More quotes could be had. It’s no surprise to economists that socialized medicine, where buyers do not bear the full cost of treatment, results in distorted incentives. Of course, the current system of employer-provided health insurance has bad incentives of its own, mainly due to 1) health benefits being an untaxed form of compensation, which pushes people to buy insurance through their employer rather than like they do car insurance, and 2) the evolution of health insurance from covering only catastrophic or very costly procedures to covering virtually any procedure, no matter how inexpensive. When “insurance pays for it,” buyers overconsume.
But, those faults of the current system are easy enough to fix. They certainly do not warrant an overhaul creating a system of bureaucracy, top-down management, and manufactured shortages.

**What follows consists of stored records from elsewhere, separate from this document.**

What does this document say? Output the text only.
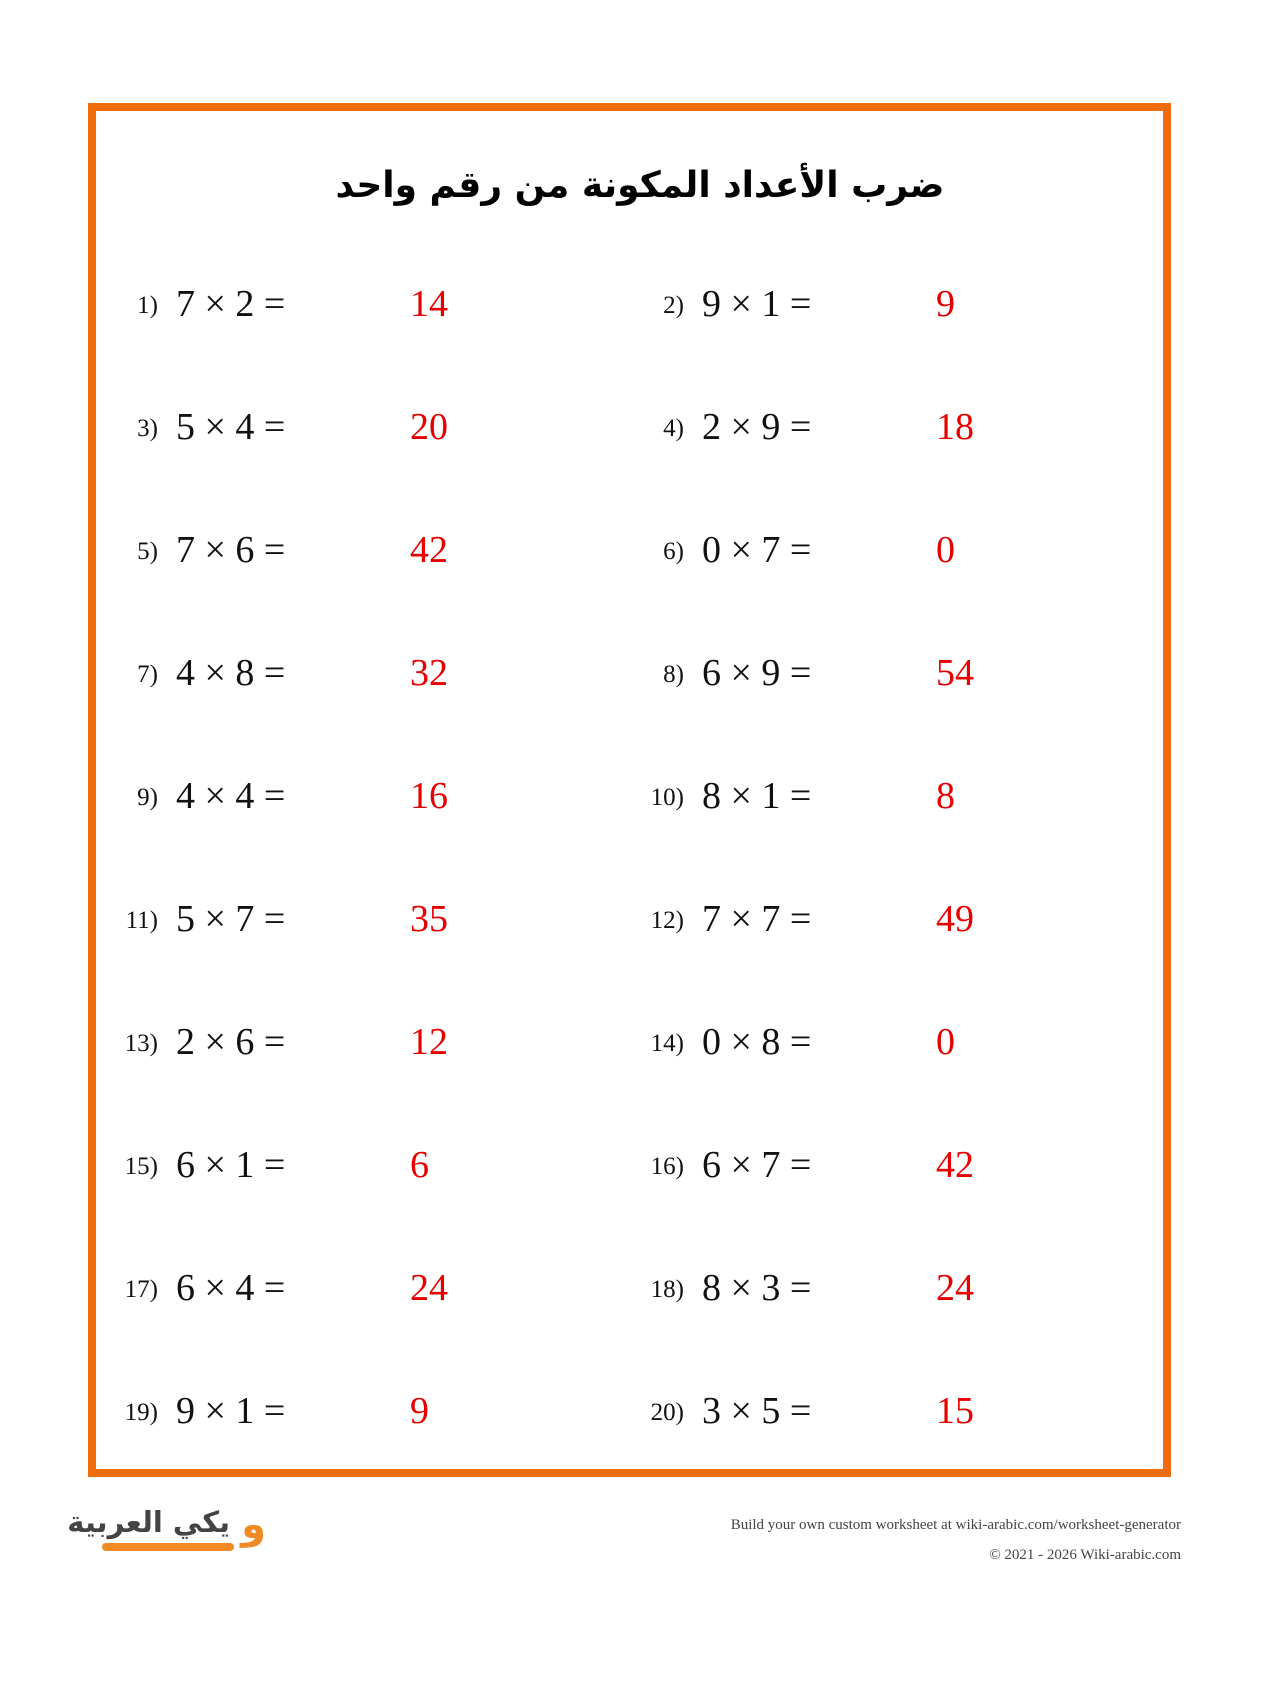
ضرب الأعداد المكونة من رقم واحد
1) 7 × 2 =	14	2) 9 × 1 =	9
3) 5 × 4 =	20	4) 2 × 9 =	18
5) 7 × 6 =	42	6) 0 × 7 =	0
7) 4 × 8 =	32	8) 6 × 9 =	54
9) 4 × 4 =	16	10) 8 × 1 =	8
11) 5 × 7 =	35	12) 7 × 7 =	49
13) 2 × 6 =	12	14) 0 × 8 =	0
15) 6 × 1 =	6	16) 6 × 7 =	42
17) 6 × 4 =	24	18) 8 × 3 =	24
19) 9 × 1 =	9	20) 3 × 5 =	15
يكي العربية و	Build your own custom worksheet at wiki-arabic.com/worksheet-generator
© 2021 - 2026 Wiki-arabic.com
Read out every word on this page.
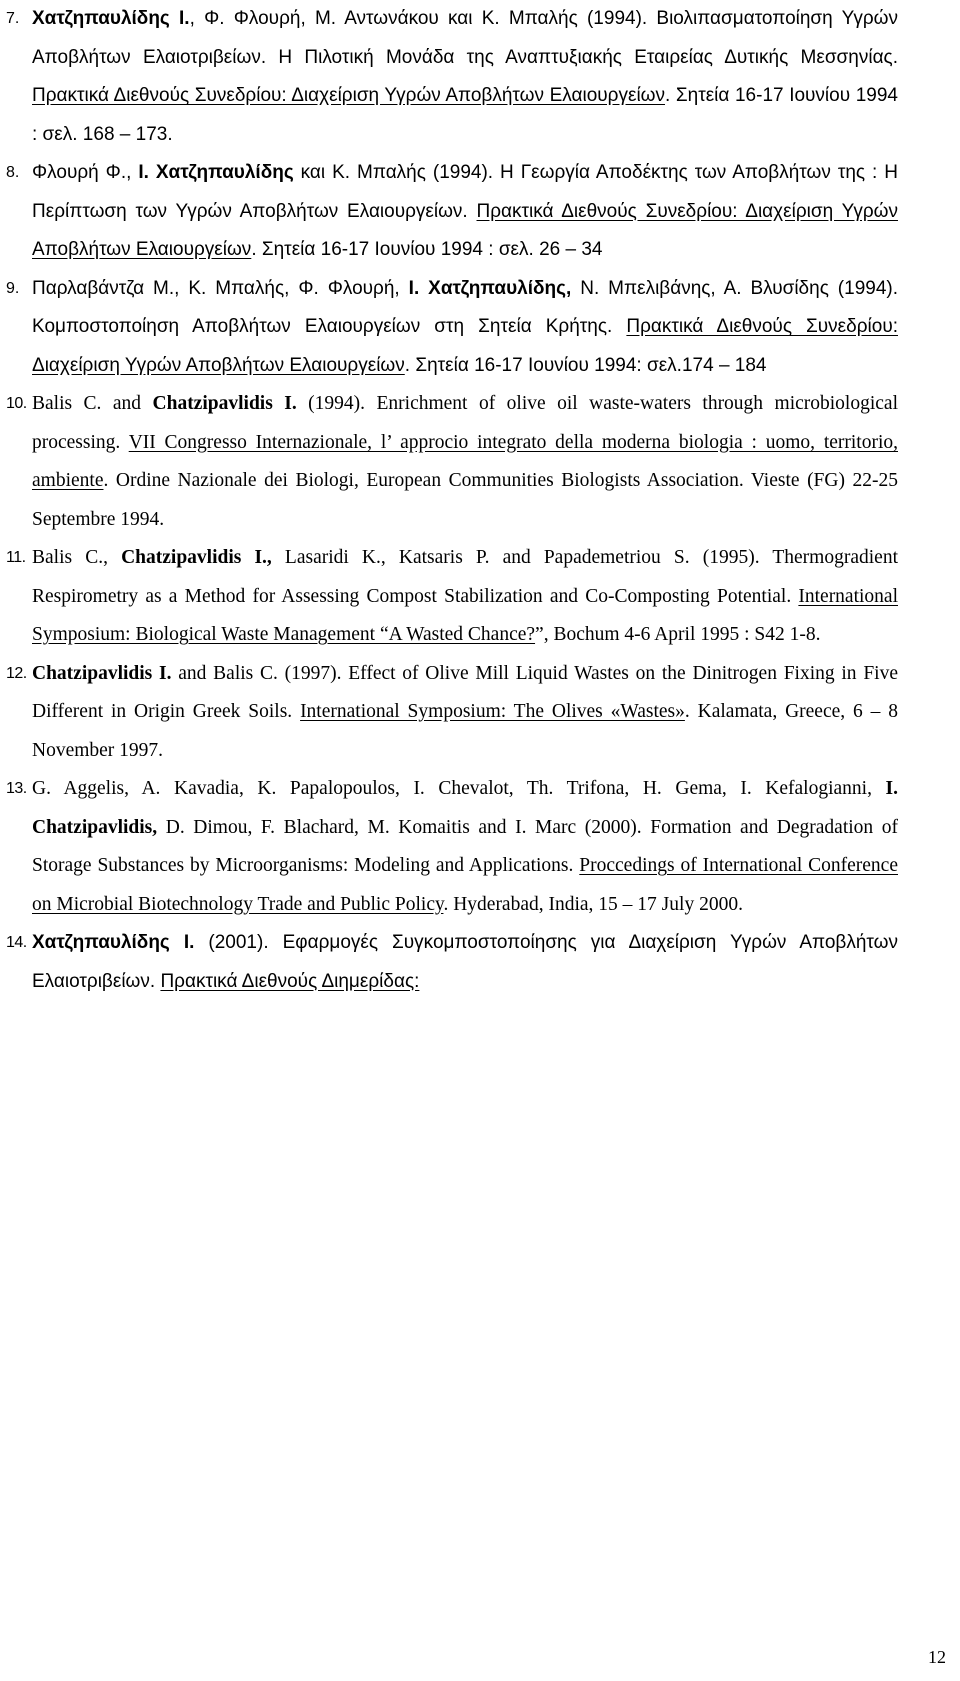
7. Χατζηπαυλίδης Ι., Φ. Φλουρή, Μ. Αντωνάκου και Κ. Μπαλής (1994). Βιολιπασματοποίηση Υγρών Αποβλήτων Ελαιοτριβείων. Η Πιλοτική Μονάδα της Αναπτυξιακής Εταιρείας Δυτικής Μεσσηνίας. Πρακτικά Διεθνούς Συνεδρίου: Διαχείριση Υγρών Αποβλήτων Ελαιουργείων. Σητεία 16-17 Ιουνίου 1994 : σελ. 168 – 173.
8. Φλουρή Φ., Ι. Χατζηπαυλίδης και Κ. Μπαλής (1994). Η Γεωργία Αποδέκτης των Αποβλήτων της : Η Περίπτωση των Υγρών Αποβλήτων Ελαιουργείων. Πρακτικά Διεθνούς Συνεδρίου: Διαχείριση Υγρών Αποβλήτων Ελαιουργείων. Σητεία 16-17 Ιουνίου 1994 : σελ. 26 – 34
9. Παρλαβάντζα Μ., Κ. Μπαλής, Φ. Φλουρή, Ι. Χατζηπαυλίδης, Ν. Μπελιβάνης, Α. Βλυσίδης (1994). Κομποστοποίηση Αποβλήτων Ελαιουργείων στη Σητεία Κρήτης. Πρακτικά Διεθνούς Συνεδρίου: Διαχείριση Υγρών Αποβλήτων Ελαιουργείων. Σητεία 16-17 Ιουνίου 1994: σελ.174 – 184
10. Balis C. and Chatzipavlidis I. (1994). Enrichment of olive oil waste-waters through microbiological processing. VII Congresso Internazionale, l’ approcio integrato della moderna biologia : uomo, territorio, ambiente. Ordine Nazionale dei Biologi, European Communities Biologists Association. Vieste (FG) 22-25 Septembre 1994.
11. Balis C., Chatzipavlidis I., Lasaridi K., Katsaris P. and Papademetriou S. (1995). Thermogradient Respirometry as a Method for Assessing Compost Stabilization and Co-Composting Potential. International Symposium: Biological Waste Management “A Wasted Chance?”, Bochum 4-6 April 1995 : S42 1-8.
12. Chatzipavlidis I. and Balis C. (1997). Effect of Olive Mill Liquid Wastes on the Dinitrogen Fixing in Five Different in Origin Greek Soils. International Symposium: The Olives «Wastes». Kalamata, Greece, 6 – 8 November 1997.
13. G. Aggelis, A. Kavadia, K. Papalopoulos, I. Chevalot, Th. Trifona, H. Gema, I. Kefalogianni, I. Chatzipavlidis, D. Dimou, F. Blachard, M. Komaitis and I. Marc (2000). Formation and Degradation of Storage Substances by Microorganisms: Modeling and Applications. Proccedings of International Conference on Microbial Biotechnology Trade and Public Policy. Hyderabad, India, 15 – 17 July 2000.
14. Χατζηπαυλίδης Ι. (2001). Εφαρμογές Συγκομποστοποίησης για Διαχείριση Υγρών Αποβλήτων Ελαιοτριβείων. Πρακτικά Διεθνούς Διημερίδας:
12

I’m curious if Catholics who support “universal health care” (lay or religious) are supportive of the ACA’s incentives which reduce people’s willingness to work. Is it charitable to support a program that encourages dependence on a (shrinking) group of workers? If the contraception mandate ever gets modified to our liking, will that pave the way for Catholic support of Obamacare, even if it pushes millions out of work? Is “universal health care” a goal that should be pursued even if it forces the country to go bankrupt? For as much as I get chastised for not respecting the Church’s high opinion of labor and work (because I consider managers, entrepreneurs, and CEOs to be people too), I find it odd that many Catholics support the latest manifestation of socialized medicine that unsurprisingly reduces the incentive to work.